Festive Feast: The Bonkers Boxing Day Results Of 1963

Festive Feast: The Bonkers Boxing Day Results Of 1963
12:46, 24 Dec 2017

Let’s be honest, Boxing Day is by far best day of the festive period for football fans as once the hangovers have relented and the excitement of the big occasion has died off, it’s usually when a little normality is finally restored.

The shops are open again and, of course, football makes a welcome return after an absence of all of 48 hours or so; but there was nothing normal about Boxing Day 1963, when a remarkable 66 goals were scored in the First Division alone on just one day.

12 months previously the Christmas and New Year football programme had all been obliterated as heavy snow that had arrived on Boxing Day stuck around for the best part of three months as games across the country were wiped out; leaving fans and players starved of their usual festive football fix. To say they made up for it a year later would be something of an understatement.

Despite forecasters warning the nation to expect the worst once again the big freeze never occurred during Christmas 1963 and players and supporters alike filled their boots as some of the most incredible matches in the history of English top flight football were played out as not only did the 10 Division One games that day not produce a single goal-less draw, but only two sides in the entire division failed to find the net.

In an era long before sports scientists, balanced diets and isotonic sports drinks it might have been the case that a number of the players who turned out that day were feeling the effects of a little Christmas excess and the entertainment wasn’t confined to the top flight, in the top four tiers of English football, there were no less than 160 goals scored in one afternoon.

At Craven Cottage, Fulham defeated Ipswich Town, who had been champions just two seasons before, 10-1 thanks to a Graham Leggat scoring a hat-trick within three minutes; the quickest ever three-goal haul in the top flight. Meanwhile, across London, Blackburn were thumping a West Ham side which contained Martin Peters, Geoff Hurst and Bobby Moore 8-2.

Nottingham Forest and Sheffield United fought out a 3-3 draw as did Wolves and Aston Villa, while West Brom and Spurs went one further, drawing four apiece; but one of the biggest shocks on this momentous day came at Turf Moor as four goals from Andy Lochhead helped the Burnley to a 6-1 victory against a side who were only four points off the top of the table.

In the years since players involved on that incredible day have strongly denied that over-exuberance played a part in the bizarre set of results. “Have your Christmas in the summer,” Bill Shankly apparently told his Liverpool players. “You can over indulge then, if you like.” While legendary Spurs Boss Bill Nicholson was also a stickler when it came to alcohol, apparently instructing his coaching staff to search players’ rooms for booze on away trips.
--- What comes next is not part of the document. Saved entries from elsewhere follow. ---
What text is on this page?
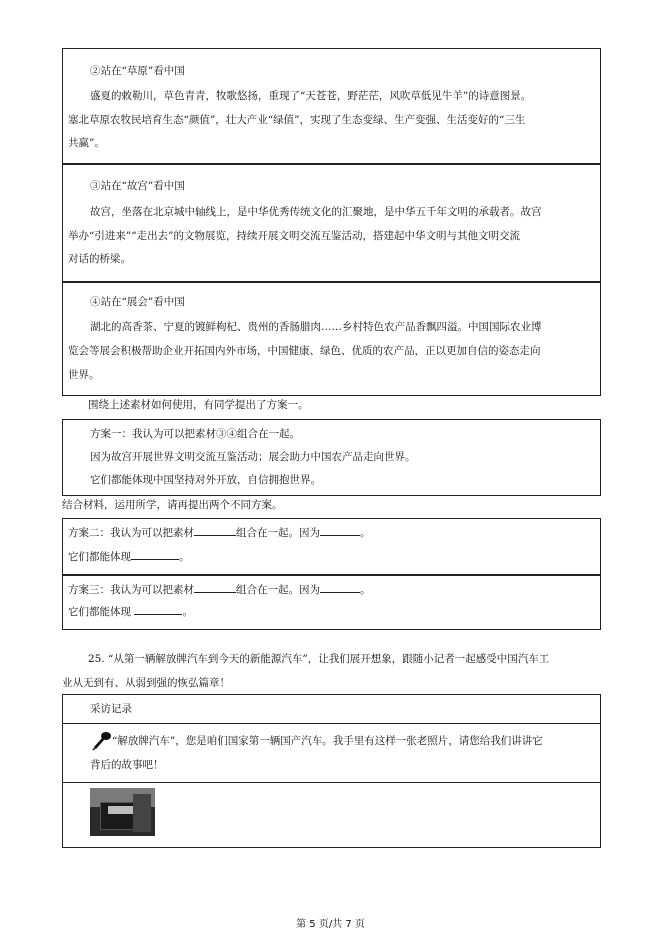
②站在“草原”看中国
盛夏的敕勒川，草色青青，牧歌悠扬，重现了“天苍苍，野茫茫，风吹草低见牛羊”的诗意图景。
塞北草原农牧民培育生态“颜值”，壮大产业“绿值”，实现了生态变绿、生产变强、生活变好的“三生
共赢”。
③站在“故宫”看中国
故宫，坐落在北京城中轴线上，是中华优秀传统文化的汇聚地，是中华五千年文明的承载者。故宫
举办“引进来”“走出去”的文物展览，持续开展文明交流互鉴活动，搭建起中华文明与其他文明交流
对话的桥梁。
④站在“展会”看中国
湖北的高香茶、宁夏的镀鲜枸杞、贵州的香肠腊肉……乡村特色农产品香飘四溢。中国国际农业博
览会等展会积极帮助企业开拓国内外市场，中国健康、绿色、优质的农产品，正以更加自信的姿态走向
世界。
围绕上述素材如何使用，有同学提出了方案一。
方案一：我认为可以把素材③④组合在一起。
因为故宫开展世界文明交流互鉴活动；展会助力中国农产品走向世界。
它们都能体现中国坚持对外开放，自信拥抱世界。
结合材料，运用所学，请再提出两个不同方案。
方案二：我认为可以把素材	组合在一起。因为	。
它们都能体现	。
方案三：我认为可以把素材	组合在一起。因为	。
它们都能体现	。
25. “从第一辆解放牌汽车到今天的新能源汽车”，让我们展开想象，跟随小记者一起感受中国汽车工
业从无到有、从弱到强的恢弘篇章！
采访记录
“解放牌汽车”，您是咱们国家第一辆国产汽车。我手里有这样一张老照片，请您给我们讲讲它
背后的故事吧！
第 5 页/共 7 页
And the fun didn’t stop there as the quirk of Christmas fixtures back in those days was that sides would face each other sometimes as quickly as 24 hours later and retribution was often as swift as it was sweet.

In the case of 1963 the full set of fixtures played on Boxing Day were mirrored just two days later and rather like the bubble and squeak or left-over turkey that was still kicking around in the kitchen revenge was very much a dish best served cold for a number of sides who had been humiliated 48 hours earlier.

West Ham avenged their 8-2 thrashing by Blackburn in London by winning 3-1 at Ewood Park and Manchester United, beaten 6-1 at Burnley, hammered their opponents 5-1 at Old Trafford Meanwhile Ipswich Town avenged their 10-1 tonking at Craven Cottage by beating Fulham 4-2 back in Suffolk and Aston Villa and Wolves drew again, this time 2-2, meaning the two sides had scored 10 goals between them over 180 minutes of football.

Whatever the reasons for this incredible sequence of results and the attacking flair on offer, not to mention the defensive frailties, there is no doubting that fans that turned out on Boxing Day 1963 were treated to a full-on festive feast of football with goals galore; once again confirming that for lovers of the beautiful game, this truly is the most wonderful time of the year.